Returning list of files based on creation date

I'm just starting out with bourne shell scripting and trying to write a script that will take in two command line arguments: a directory and a file. I want to compare the creation date of the file with those in the directory and print all older files, and then print a count of all newer files.

This is the code I've attempted so far, but I know it's not recognising the directory properly.



for f in $directory
if [ $f -ot $file ]
echo "$f"
x='expr $x+1'

echo "There are $x newer files"

Any tips would be thoroughly appreciated!

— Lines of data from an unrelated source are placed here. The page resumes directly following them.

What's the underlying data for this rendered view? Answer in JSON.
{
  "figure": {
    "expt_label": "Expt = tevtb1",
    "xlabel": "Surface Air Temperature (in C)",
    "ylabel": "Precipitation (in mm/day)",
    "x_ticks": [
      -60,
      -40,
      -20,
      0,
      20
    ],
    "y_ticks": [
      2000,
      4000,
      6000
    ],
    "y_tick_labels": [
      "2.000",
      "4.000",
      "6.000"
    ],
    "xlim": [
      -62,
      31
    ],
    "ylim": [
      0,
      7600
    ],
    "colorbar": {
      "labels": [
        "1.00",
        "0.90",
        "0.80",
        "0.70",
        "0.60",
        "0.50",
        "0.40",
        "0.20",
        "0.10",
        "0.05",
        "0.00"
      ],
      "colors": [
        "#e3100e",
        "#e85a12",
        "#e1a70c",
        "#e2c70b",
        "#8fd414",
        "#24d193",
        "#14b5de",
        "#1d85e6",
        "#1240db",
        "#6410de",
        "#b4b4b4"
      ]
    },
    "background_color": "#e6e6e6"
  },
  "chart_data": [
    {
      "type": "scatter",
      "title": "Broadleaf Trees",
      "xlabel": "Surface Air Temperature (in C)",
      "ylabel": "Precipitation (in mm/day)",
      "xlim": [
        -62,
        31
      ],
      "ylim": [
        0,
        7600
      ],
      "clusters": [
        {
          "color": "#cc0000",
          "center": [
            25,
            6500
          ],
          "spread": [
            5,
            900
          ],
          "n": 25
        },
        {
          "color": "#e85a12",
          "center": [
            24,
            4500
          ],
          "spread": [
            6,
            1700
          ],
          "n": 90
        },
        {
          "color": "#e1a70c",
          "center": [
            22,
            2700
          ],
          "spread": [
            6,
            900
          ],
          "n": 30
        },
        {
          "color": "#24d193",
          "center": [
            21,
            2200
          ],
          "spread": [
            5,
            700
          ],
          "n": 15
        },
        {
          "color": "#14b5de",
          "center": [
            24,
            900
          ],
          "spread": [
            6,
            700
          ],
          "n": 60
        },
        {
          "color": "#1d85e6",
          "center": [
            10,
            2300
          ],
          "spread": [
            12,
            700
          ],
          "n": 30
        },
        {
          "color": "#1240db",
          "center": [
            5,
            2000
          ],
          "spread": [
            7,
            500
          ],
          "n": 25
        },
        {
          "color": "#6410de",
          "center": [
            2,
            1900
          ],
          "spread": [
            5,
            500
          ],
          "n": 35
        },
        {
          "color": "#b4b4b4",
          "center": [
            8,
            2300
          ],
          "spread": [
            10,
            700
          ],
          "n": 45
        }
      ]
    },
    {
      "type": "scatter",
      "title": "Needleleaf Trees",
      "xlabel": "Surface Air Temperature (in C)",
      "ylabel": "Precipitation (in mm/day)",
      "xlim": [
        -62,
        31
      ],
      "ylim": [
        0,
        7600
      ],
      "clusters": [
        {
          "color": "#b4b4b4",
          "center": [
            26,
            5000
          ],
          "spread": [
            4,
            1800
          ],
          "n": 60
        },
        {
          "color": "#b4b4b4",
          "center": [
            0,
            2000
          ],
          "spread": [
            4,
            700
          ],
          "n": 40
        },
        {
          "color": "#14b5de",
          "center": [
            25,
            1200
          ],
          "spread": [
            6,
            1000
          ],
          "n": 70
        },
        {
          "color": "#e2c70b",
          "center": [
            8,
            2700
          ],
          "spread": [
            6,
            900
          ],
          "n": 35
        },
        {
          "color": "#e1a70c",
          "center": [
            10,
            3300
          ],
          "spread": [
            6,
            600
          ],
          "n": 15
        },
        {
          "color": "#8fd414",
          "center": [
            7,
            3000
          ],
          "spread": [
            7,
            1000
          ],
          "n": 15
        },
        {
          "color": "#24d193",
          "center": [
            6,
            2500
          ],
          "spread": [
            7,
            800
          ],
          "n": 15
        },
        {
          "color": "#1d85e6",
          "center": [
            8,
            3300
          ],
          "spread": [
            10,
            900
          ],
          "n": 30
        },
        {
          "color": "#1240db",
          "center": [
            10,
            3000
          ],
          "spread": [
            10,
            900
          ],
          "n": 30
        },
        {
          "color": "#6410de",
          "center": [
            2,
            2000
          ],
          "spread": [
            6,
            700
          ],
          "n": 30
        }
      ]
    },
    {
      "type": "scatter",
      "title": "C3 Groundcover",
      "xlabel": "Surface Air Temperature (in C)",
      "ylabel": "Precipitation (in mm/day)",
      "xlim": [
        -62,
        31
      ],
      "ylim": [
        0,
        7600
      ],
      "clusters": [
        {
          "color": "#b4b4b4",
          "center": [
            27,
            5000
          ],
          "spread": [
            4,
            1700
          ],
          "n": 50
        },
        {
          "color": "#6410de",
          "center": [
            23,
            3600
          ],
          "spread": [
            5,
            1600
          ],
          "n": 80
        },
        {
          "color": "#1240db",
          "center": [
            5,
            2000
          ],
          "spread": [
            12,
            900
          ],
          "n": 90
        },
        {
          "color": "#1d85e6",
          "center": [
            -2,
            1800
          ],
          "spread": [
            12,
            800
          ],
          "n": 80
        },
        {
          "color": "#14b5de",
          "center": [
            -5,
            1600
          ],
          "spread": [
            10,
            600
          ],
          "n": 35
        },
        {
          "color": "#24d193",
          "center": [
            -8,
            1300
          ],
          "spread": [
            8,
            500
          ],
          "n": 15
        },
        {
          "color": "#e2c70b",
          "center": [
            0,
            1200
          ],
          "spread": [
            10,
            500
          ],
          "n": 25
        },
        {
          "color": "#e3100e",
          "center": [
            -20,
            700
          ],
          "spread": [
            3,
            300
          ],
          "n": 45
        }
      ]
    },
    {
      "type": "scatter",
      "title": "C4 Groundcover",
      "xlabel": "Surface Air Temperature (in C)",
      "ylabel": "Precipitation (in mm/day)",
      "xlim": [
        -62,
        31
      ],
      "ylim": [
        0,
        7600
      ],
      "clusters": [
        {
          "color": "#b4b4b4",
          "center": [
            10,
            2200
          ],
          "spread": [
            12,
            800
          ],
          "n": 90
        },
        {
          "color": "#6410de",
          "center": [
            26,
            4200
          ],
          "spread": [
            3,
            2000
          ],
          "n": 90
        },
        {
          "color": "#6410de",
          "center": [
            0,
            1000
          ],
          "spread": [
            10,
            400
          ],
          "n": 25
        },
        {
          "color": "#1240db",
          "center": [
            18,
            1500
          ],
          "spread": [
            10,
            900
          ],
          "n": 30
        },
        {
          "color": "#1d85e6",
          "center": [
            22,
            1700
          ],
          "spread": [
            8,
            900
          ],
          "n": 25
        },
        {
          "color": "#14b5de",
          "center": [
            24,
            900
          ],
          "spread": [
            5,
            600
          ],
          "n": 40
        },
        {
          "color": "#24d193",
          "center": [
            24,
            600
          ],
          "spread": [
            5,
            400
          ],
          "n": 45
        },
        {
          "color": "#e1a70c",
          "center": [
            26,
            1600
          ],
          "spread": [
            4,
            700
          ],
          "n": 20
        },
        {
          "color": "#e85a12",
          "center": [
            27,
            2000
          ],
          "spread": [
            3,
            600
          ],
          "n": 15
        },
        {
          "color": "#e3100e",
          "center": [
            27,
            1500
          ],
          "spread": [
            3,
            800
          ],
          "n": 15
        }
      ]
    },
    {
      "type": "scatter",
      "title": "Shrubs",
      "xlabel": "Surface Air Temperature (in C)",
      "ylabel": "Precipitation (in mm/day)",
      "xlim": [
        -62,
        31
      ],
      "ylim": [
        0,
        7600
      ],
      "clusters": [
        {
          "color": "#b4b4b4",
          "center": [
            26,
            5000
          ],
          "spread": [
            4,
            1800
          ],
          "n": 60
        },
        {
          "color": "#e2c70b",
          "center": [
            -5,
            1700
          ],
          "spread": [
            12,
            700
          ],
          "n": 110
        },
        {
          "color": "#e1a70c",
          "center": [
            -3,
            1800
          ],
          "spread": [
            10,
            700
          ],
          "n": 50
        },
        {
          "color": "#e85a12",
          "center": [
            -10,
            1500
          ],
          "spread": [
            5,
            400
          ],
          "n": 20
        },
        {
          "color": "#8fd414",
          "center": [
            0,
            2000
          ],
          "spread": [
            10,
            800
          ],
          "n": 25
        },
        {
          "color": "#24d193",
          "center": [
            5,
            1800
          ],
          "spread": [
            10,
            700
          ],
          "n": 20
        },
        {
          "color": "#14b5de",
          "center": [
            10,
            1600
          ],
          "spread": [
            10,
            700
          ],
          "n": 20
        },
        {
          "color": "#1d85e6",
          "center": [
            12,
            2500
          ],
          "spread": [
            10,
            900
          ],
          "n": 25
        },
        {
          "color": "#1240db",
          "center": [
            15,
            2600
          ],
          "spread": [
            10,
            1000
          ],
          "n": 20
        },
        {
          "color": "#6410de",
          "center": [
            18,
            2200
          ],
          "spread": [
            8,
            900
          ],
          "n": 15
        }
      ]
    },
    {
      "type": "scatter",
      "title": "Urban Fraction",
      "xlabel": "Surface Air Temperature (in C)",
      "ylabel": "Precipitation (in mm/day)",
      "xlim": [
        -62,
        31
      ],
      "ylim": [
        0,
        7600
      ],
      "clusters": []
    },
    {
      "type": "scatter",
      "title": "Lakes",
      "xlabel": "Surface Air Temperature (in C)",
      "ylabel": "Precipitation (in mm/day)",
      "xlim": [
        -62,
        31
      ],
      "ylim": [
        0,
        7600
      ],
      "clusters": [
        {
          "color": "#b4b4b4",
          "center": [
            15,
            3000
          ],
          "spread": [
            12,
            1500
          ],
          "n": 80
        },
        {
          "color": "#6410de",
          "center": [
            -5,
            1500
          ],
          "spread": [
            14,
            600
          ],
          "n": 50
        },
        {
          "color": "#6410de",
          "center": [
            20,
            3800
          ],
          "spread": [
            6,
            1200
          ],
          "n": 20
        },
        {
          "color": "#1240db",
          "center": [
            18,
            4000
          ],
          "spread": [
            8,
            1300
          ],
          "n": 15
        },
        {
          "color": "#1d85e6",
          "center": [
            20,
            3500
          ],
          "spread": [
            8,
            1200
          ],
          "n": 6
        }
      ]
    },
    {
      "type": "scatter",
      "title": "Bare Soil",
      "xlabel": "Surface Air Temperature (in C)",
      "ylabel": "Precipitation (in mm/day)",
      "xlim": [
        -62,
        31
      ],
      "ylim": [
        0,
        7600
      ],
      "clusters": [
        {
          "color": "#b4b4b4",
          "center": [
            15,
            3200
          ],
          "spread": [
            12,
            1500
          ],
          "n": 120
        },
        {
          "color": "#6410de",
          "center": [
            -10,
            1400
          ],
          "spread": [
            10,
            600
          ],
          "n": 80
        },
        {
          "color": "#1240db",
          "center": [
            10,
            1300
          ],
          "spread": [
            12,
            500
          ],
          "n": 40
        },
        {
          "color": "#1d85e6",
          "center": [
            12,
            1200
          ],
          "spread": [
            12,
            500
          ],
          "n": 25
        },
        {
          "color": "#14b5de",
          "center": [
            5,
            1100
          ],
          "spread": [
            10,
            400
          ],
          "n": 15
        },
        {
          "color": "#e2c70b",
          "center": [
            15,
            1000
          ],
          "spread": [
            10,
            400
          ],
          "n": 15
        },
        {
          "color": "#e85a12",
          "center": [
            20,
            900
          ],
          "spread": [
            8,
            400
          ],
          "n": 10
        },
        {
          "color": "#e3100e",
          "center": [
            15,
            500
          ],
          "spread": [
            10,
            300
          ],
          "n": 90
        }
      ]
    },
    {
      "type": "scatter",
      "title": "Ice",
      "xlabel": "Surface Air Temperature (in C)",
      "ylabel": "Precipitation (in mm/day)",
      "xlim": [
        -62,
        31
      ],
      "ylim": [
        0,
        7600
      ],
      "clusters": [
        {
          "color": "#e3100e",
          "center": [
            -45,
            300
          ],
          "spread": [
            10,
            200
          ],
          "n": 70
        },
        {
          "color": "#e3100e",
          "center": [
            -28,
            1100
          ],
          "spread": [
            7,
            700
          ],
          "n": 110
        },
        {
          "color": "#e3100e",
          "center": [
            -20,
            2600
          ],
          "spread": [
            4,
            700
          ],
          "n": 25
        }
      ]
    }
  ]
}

find command provides options to search for files based on timestamps. What you want to achieve can be done without the use of a loop:

# Search for files with modification time newer than that of $file
find $directory -newermm $file

# Search for files with modification time older than that of $file
find $directory ! -newermm $file

Please refer for more details.

However, if you are learning shell scripting and want to write your own script, here are a few suggestions:

  1. For iterating over files in a directory, you can use:

    for f in $(ls $directory)
  2. As far as I know, -ot compares modification times (and not creation times). For that matter, I doubt if Linux provides creation time of files.

  3. Incrementing x (count of newer files) should be done in an else clause. I would prefer x=$((x+1)) but I think it is bash specific.

  4. Caveat: Iterating using $(ls $directory) will not recurse into sub-directories. find will recurse into sub-directories unless you specify the -maxdepth option.